CA Paris, Pôle 5 ch. 8, 8 octobre 2024, n° 24/05158

PARIS

Arrêt

Infirmation

PARTIES

Demandeur :

Green'Market (SARL)

Défendeur :

M.J.S. Partners (SELAS), PCG Gestion (SAS)

COMPOSITION DE LA JURIDICTION

Président :

Mme Hébert-Pageot

Conseillers :

Mme Lacheze, M. Varichon

Avocats :

Me Laval, Me Volfinger

T. com. Bobigny, du 6 mars 2024, n° 2024…

6 mars 2024

FAITS ET PROCÉDURE:

La SARL Green' Market, créée en 2015, exerce une activité de commerce de détail de fruits et légumes, viandes, épicerie fine, boissons non alcoolisées et activités connexes, dans des locaux commerciaux situés [Adresse 6] (93) pris à bail auprès de la SCI Immoshop le 14 octobre 2015. La société a ultérieurement loué, le 26 août 2019 auprès de M.[E], un box situé au numéro [Adresse 1].

L'immeuble du [Adresse 6] a fait l'objet, le 26 juillet 2021, d'un arrêté municipal de mise en sécurité entrainant une suspension de l'activité commerciale de la société Green' Market.

Sur assignation M.[E], bailleur, représenté par son mandataire la société PCG Gestion, invoquant une créance de 4.369,40 euros, fondée sur une ordonnance de référé du 16 juin 2023, et par jugement du 6 mars 2024, le tribunal de commerce de Bobigny a ouvert une procédure de liquidation judiciaire à l'égard de la société Green'Market (RCS de Bobigny n° 814 235 032), fixé provisoirement au 25 septembre 2023 la date de cessation des paiements motivée par la saisie-attribution infructueuse, désigné la SELAS MJS Partners en la personne de Maître [P], ès qualités de liquidateur judiciaire et dit que les dépens seront employés en frais privilégiés de liquidation judiciaire.

Par deux déclarations des 15 mars et 12 avril 2024, la société Green' Market a relevé appel de ce jugement, en intimant M.[E], la société PCG Gestion, et la SELAS MJS Partners prise en la personne de Maître [P], ès qualités.
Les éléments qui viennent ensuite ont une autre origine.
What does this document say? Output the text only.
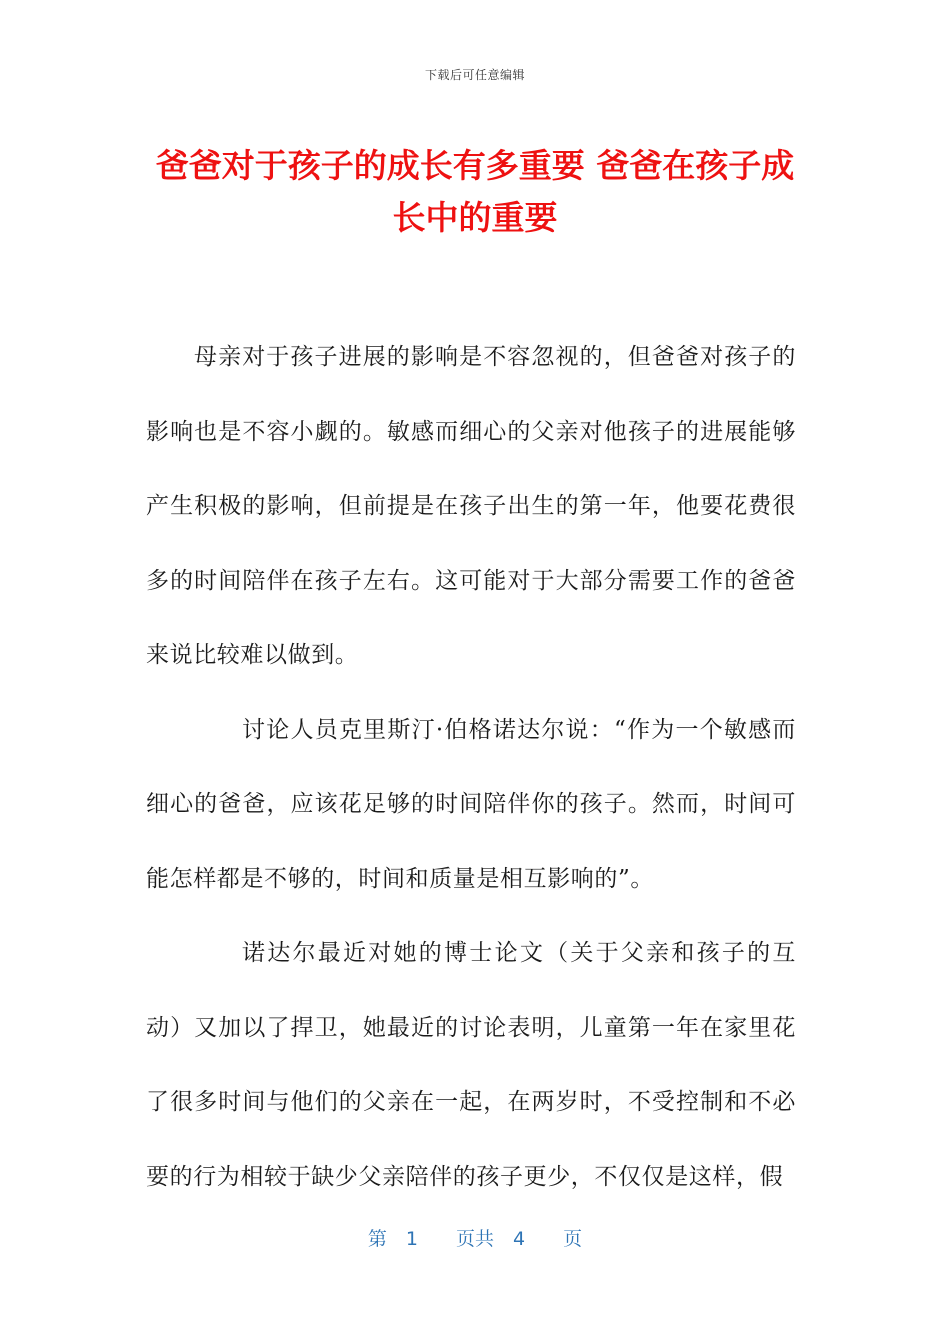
下载后可任意编辑
爸爸对于孩子的成长有多重要 爸爸在孩子成
长中的重要

母亲对于孩子进展的影响是不容忽视的，但爸爸对孩子的影响也是不容小觑的。敏感而细心的父亲对他孩子的进展能够产生积极的影响，但前提是在孩子出生的第一年，他要花费很多的时间陪伴在孩子左右。这可能对于大部分需要工作的爸爸来说比较难以做到。

讨论人员克里斯汀·伯格诺达尔说：“作为一个敏感而细心的爸爸，应该花足够的时间陪伴你的孩子。然而，时间可能怎样都是不够的，时间和质量是相互影响的”。

诺达尔最近对她的博士论文（关于父亲和孩子的互动）又加以了捍卫，她最近的讨论表明，儿童第一年在家里花了很多时间与他们的父亲在一起，在两岁时，不受控制和不必要的行为相较于缺少父亲陪伴的孩子更少，不仅仅是这样，假

第　1　　页共　4　　页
Les deux appels ont été joints par ordonnance le 23 avril 2024 sous le numéro 24/05158.

Par ordonnance du 30 mai 2024, le délégataire du premier président de la cour d'appel a arrêté l'exécution provisoire du jugement dont appel.

Dans ses conclusions remises au greffe et notifiées par voie électronique le 22 avril 2024, la société Green' Market demande à la cour:

- à titre principal, d'annuler le jugement entrepris, en toutes ses dispositions et de débouter les intimés de l'intégralité de leurs demandes, fins et conclusions,

- à titre subsidiaire, de le réformer en ce qu'il a ouvert une procédure de liquidation judiciaire immédiate et en toutes ses autres dispositions, statuant à nouveau, débouter les intimés de l'intégralité de leurs demandes, fins et conclusions,

- en tout état de cause, condamner in solidum les intimés au paiement d'une indemnité procédurale de 2.000 euros sur le fondement des dispositions de l'article 700 du code de procédure civile, ainsi qu'aux entiers dépens.

La SELAS MJS Partners prise en la personne de Maître [P], ès qualités, a constitué avocat mais n'a pas conclu.

M.[E] et la société PCG Gestion, auxquels la déclaration d'appel et les conclusions de l'appelante ont été régulièrement signifiées par actes des 4 et 23 avril 2024 n'ont pas constitué avocat.

Le ministère public a visé le dossier le 29 mars 2024 sans faire valoir d'observations.

SUR CE,

- Sur la demande d'annulation du jugement

Au soutien de sa demande d'annulation du jugement, la société Green Market invoque d'une part, la violation du principe du contradictoire en ce que les premiers juges ont considéré qu'elle avait été régulièrement mise en cause sur la base de procès-verbaux de recherches infructueuses qui n'existeraient pas ou du moins qui n'ont pas été versés aux débats, les procès-verbaux joints à l'assignation n'ayant pas été dressés selon les modalités de l'article 659 du code de procédure civile mais de l'article 656 du même code, d'autre part, le fait que le jugement ne satisfait pas aux exigences minimales de motivation posées par la loi et la jurisprudence.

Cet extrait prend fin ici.